I finally got around to Nick Carr’s Social Software in Perspective post; he’s always good for a couple of nuggets:
“Social software,” writes Phil Edwards today, “looks like very big news indeed from some perspectives, but when it’s held to the standard of actually helping people get stuff done, it fades into insignificance.[...] [S]ocial software begins to look like a Tardis in reverse: much, much bigger on the outside than it is on the inside.”
The crowd may enjoy the product of other people’s inputs, but for the rather small group of individuals actually doing the work, it demands the investment of a lot of time for very little personal gain. It’s a fun diversion for a while – and then it turns into drudgery.
Greg Linden, who should know, adds that
People are lazy, appropriately so. If you ask them to do work, most of them won’t do it. From their point of view, you’re only of value to them if you save them time.
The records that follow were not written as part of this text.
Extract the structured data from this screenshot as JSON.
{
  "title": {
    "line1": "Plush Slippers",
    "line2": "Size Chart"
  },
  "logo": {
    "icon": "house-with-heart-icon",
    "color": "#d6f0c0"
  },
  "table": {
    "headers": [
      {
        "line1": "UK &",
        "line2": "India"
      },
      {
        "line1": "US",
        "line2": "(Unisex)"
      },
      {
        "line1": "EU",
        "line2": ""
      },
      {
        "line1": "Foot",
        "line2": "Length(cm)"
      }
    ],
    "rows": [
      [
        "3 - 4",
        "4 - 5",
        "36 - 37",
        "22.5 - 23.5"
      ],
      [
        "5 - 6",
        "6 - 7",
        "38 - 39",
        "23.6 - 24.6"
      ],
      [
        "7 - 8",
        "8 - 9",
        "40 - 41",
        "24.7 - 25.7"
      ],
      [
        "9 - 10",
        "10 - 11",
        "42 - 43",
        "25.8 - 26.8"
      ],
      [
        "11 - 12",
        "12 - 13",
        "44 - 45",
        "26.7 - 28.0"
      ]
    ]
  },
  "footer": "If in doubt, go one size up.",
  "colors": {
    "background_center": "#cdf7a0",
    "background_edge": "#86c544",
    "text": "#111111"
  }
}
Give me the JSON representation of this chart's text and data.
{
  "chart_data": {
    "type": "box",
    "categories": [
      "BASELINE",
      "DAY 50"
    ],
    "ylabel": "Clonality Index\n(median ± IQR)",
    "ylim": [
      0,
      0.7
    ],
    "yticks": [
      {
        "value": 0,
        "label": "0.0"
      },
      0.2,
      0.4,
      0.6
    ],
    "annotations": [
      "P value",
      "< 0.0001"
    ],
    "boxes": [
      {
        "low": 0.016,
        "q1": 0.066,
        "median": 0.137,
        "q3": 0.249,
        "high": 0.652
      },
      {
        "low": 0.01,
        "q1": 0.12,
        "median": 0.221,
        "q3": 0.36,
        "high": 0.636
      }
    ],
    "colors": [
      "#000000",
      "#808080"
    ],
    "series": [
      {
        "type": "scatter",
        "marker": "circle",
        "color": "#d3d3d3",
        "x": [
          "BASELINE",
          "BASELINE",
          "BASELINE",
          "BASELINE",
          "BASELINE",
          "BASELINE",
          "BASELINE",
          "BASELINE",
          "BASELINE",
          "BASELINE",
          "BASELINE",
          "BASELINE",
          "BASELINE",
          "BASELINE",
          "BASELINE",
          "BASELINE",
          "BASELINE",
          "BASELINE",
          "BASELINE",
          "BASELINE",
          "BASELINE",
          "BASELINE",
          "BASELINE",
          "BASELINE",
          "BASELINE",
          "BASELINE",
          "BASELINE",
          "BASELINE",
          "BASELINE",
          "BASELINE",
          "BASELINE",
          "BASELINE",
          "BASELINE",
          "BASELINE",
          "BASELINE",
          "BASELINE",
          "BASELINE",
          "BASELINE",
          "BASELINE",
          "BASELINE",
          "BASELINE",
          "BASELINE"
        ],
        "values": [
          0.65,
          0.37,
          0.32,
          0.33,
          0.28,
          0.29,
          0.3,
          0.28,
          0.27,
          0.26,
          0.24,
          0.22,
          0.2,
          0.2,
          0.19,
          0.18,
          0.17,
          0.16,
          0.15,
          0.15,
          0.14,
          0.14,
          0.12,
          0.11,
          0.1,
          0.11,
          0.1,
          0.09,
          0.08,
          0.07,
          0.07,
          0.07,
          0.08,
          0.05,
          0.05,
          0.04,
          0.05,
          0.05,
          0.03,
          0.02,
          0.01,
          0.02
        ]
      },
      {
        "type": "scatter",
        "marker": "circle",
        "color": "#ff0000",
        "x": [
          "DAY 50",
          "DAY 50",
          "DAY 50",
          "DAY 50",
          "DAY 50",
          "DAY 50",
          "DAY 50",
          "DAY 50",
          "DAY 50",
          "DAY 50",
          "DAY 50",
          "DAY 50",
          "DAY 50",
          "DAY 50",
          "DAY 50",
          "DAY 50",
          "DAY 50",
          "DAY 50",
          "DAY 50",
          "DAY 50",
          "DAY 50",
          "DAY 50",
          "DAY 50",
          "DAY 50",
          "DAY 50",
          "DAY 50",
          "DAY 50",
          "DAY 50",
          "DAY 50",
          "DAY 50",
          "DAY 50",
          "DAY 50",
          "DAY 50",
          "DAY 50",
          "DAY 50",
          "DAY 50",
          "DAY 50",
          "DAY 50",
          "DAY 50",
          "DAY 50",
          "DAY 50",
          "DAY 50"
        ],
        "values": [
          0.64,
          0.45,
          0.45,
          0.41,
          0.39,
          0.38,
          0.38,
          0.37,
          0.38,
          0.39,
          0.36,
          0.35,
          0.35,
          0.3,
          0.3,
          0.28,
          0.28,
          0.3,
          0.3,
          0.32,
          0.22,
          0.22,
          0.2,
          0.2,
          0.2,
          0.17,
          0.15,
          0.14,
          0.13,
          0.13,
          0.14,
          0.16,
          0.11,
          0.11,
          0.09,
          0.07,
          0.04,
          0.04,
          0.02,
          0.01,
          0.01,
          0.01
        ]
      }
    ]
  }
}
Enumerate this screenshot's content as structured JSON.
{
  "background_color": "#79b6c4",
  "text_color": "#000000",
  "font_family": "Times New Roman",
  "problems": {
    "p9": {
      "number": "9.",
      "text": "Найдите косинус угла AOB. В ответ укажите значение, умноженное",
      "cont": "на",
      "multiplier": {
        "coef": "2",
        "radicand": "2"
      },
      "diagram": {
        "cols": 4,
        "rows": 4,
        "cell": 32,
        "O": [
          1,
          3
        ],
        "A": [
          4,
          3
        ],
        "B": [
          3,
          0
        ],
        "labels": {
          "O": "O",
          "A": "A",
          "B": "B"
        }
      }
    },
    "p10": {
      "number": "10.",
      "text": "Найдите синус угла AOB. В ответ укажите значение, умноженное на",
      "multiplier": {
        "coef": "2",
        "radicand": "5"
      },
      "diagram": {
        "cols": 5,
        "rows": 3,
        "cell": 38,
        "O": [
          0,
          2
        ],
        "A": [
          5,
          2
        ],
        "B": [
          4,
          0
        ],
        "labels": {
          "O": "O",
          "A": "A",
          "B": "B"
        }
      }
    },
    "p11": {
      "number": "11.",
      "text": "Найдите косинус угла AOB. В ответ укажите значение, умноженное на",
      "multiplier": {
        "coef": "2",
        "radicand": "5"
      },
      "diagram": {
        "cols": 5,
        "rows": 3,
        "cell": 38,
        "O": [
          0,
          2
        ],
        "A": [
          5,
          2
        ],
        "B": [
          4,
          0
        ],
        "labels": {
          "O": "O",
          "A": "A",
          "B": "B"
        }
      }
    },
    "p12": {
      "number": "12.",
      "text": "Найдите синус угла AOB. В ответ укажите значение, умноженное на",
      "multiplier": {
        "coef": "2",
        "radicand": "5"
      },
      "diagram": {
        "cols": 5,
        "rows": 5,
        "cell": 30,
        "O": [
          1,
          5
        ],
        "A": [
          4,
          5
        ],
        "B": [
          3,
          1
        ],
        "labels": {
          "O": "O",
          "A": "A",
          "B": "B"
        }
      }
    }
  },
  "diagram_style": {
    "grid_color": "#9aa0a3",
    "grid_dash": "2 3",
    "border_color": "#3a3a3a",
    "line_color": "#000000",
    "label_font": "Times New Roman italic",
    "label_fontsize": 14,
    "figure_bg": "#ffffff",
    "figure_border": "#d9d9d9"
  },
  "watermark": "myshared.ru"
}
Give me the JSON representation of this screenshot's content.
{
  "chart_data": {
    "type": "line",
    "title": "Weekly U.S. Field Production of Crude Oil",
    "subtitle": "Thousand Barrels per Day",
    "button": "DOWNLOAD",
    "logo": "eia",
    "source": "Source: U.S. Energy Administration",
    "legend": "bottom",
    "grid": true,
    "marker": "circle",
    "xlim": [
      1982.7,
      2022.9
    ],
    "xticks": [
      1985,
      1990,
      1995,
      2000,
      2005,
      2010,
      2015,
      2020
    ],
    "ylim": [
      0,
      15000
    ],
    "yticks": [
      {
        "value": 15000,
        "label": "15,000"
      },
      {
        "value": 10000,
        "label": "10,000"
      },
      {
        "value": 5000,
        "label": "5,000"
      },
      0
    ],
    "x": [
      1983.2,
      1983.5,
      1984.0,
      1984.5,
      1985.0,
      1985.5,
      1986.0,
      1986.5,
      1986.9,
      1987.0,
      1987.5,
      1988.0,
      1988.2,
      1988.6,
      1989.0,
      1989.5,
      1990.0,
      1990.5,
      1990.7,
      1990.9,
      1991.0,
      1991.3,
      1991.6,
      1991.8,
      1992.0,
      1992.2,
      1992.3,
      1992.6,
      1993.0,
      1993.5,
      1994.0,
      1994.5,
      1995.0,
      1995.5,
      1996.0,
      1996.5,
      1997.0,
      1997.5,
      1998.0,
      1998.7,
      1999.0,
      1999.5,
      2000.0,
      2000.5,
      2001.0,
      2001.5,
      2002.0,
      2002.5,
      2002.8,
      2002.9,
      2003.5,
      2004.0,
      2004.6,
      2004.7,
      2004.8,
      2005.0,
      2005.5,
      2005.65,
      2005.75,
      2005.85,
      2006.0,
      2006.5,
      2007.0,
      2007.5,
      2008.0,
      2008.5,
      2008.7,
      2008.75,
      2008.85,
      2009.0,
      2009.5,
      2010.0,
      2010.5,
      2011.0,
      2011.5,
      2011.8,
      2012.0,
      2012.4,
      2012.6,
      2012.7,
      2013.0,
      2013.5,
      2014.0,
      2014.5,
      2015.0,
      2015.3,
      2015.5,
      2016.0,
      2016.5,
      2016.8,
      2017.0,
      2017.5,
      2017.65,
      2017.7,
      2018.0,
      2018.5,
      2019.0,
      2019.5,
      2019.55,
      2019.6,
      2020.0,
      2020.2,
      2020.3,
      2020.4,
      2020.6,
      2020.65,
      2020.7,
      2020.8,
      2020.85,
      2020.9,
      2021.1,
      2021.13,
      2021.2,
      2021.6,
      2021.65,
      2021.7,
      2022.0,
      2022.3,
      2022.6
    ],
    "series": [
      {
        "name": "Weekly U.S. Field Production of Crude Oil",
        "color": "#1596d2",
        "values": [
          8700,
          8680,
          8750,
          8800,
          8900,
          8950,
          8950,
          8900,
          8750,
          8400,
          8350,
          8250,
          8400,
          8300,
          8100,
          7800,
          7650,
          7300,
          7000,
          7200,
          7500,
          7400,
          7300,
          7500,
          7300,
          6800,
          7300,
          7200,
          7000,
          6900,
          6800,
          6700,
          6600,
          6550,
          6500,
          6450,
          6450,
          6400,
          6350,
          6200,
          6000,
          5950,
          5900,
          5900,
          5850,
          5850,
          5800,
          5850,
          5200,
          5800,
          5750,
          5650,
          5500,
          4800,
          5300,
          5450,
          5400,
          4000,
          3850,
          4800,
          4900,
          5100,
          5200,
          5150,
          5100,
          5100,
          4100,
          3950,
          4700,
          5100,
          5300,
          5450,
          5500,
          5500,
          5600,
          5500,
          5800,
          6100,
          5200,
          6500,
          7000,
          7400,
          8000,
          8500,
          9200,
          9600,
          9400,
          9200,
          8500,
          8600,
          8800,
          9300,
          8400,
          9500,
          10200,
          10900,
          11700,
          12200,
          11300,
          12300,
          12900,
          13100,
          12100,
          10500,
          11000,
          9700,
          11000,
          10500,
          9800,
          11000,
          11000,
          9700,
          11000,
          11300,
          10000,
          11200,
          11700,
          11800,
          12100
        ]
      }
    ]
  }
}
Ryan is right, most folks outside the teenage demographic don’t have time to spend actively seeking out new social networking tools. Instead, if we did hear about it we would probably find out by someone else telling us or by somehow inviting us to participate…If we look at the history of software, we see that it trends toward modeling human behavior (as I’ve mentioned before)…I quoted Wil Wright recently, and I think he’s (pardon the pun) right on. First thought of as super calculators, computers are now part of the social fabric of our lives. They are becoming integral to how we communicate with our family, friends, and colleagues. They’re still doing calculations of course, but the software that we’ve designed for them is all about human-to-human contact. Social contact. And since we’re social animals in the end, the trend of modeling this in software won’t be reversing any time soon.
I’m reminded of Eszter Hargittai’s research showing a low degree of awareness of web 2.0 tools by college students. (She presented some of her findings the Beyond Broadcast conference earlier this year.)